Репрев вдруг решил пожалеть его, сбавил спесь и произнёс:
— Но спас же. Получается, не так я тебе и безразличен.
— Да, спас. Что с тобой дальше будет — до этого мне дела нет, — резко ответил Астра.
— Правда, что ли? — только посмеялся Репрев и уже вальяжно развалился на дощатом полу. — А по мне, ты похож на того, кому до всего и всегда есть дело.
— Первое впечатление обманчиво, — отведя взгляд в сторону, скупо сказал Астра. Ему казалось, что его видят насквозь, и стало не по себе.
— Ну что ж. Прощай, Астра, — сказал Репрев, поднявшись с напряжённым вздохом. — Приятно было познакомиться, и всё в этом духе, — не оборачиваясь и коварно улыбаясь, проскрипел он и поплёлся, прихрамывая, к двери, хотя ни одна лапа у него не болела. Правда, каждый шаг давался не без труда; его мутило, а в глазах плыло.
— Ну, хорошо, ладно, отнесу я тебя домой! — не сдержался и выкрикнул Астра.
Улыбка Репрева растянулась ещё шире. Мигом избавившись от неё, он повернулся, опустился на зад и, выжидающе глядя на Астру, повелительно сказал:
— Тогда неси меня. Но договоримся сразу: об этом молчок, и чтобы никто и никогда — ты меня понял? Не хватало ещё, чтобы обо мне судачили: вот, Репрева какой-то заморыш-кинокефал на руках носил!
— Договорились, — легко рассмеялся Астра, будто и не было между ними спора. — Перемывать косточки, поверь, не моё.
— Перемывать косточки, говоришь… — буркнул Репрев и странно поглядел на Астру. Астра этому его взгляду значения не придал. — А, и вот ещё что: накрой меня своей бабушкиной кофтёнкой, — вдруг вспомнил Репрев. — И давай пошустрее, а то, того гляди, доктор вернётся, пока ты тут возишься.

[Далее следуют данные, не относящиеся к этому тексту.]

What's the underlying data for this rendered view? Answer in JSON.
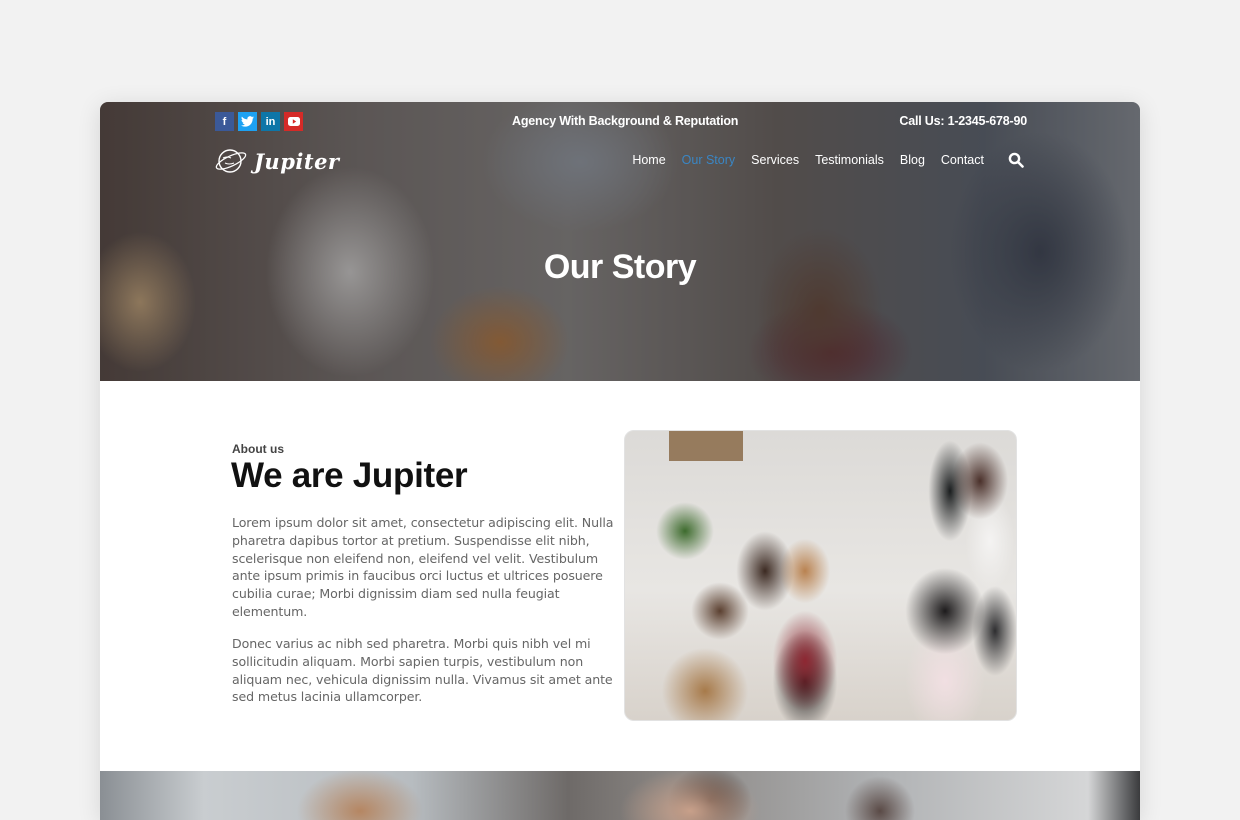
{
  "header": {
    "social": [
      {
        "name": "facebook",
        "glyph": "f",
        "color": "#3b5998"
      },
      {
        "name": "twitter",
        "glyph": "t",
        "color": "#1da1f2"
      },
      {
        "name": "linkedin",
        "glyph": "in",
        "color": "#0e76a8"
      },
      {
        "name": "youtube",
        "glyph": "▶",
        "color": "#d52a27"
      }
    ],
    "tagline": "Agency With Background & Reputation",
    "phone": "Call Us: 1-2345-678-90",
    "logo_text": "Jupiter",
    "nav": [
      {
        "label": "Home",
        "active": false
      },
      {
        "label": "Our Story",
        "active": true
      },
      {
        "label": "Services",
        "active": false
      },
      {
        "label": "Testimonials",
        "active": false
      },
      {
        "label": "Blog",
        "active": false
      },
      {
        "label": "Contact",
        "active": false
      }
    ],
    "search_icon": "search-icon",
    "active_color": "#3a86c4"
  },
  "hero": {
    "title": "Our Story"
  },
  "about": {
    "label": "About us",
    "title": "We are Jupiter",
    "paragraphs": [
      "Lorem ipsum dolor sit amet, consectetur adipiscing elit. Nulla pharetra dapibus tortor at pretium. Suspendisse elit nibh, scelerisque non eleifend non, eleifend vel velit. Vestibulum ante ipsum primis in faucibus orci luctus et ultrices posuere cubilia curae; Morbi dignissim diam sed nulla feugiat elementum.",
      "Donec varius ac nibh sed pharetra. Morbi quis nibh vel mi sollicitudin aliquam. Morbi sapien turpis, vestibulum non aliquam nec, vehicula dignissim nulla. Vivamus sit amet ante sed metus lacinia ullamcorper."
    ],
    "photo_alt": "Speaker presenting to seated audience"
  }
}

«Ну что у меня за утро: все подгоняют, спешат, душит, душит эта суета!» — пожаловался про себя Астра. Колючий не то жар, не то холод накинулся на спину, и кинокефал оттянул ворот рубашки.
— Было бы очень кстати, вернись к нам доктор Цингулон: тогда бы всё разрешилось само собой, — сказал Астра на выдохе, обматывая голову Репрева кофтой.
— Ничего бы не разрешилось, только бы влипли в ещё большие неприятности, — ответил приглушённый голос из-под кофты.
Пыша ноздрями на вдавленном лице, сжимая веки, губы, как цирковой атлет, Астра, собравшись с силами, поднял на руки пса и спросил у него укоризненным, полушутливым тоном:
— Мне кажется или ты — уф!.. — или ты потяжелел?
— Хороший знак: значит, иду на поправку, — бодро донеслось из-под кофты, и шерсть, из которой её связали, задержала, как сито, сквозящую иронию в голосе Репрева.
— Ты-то идёшь, а мне как прикажешь идти? До Дынной отсюда топать квартала три, не меньше!
Астра открыл спиной дверь, и желанный летний воздух, настоянный на аромате цветов и молодой зелени, пробудил дух. На всякий случай он оглянулся — нет ли поблизости доктора, — и скорым шагом направился к Дынной.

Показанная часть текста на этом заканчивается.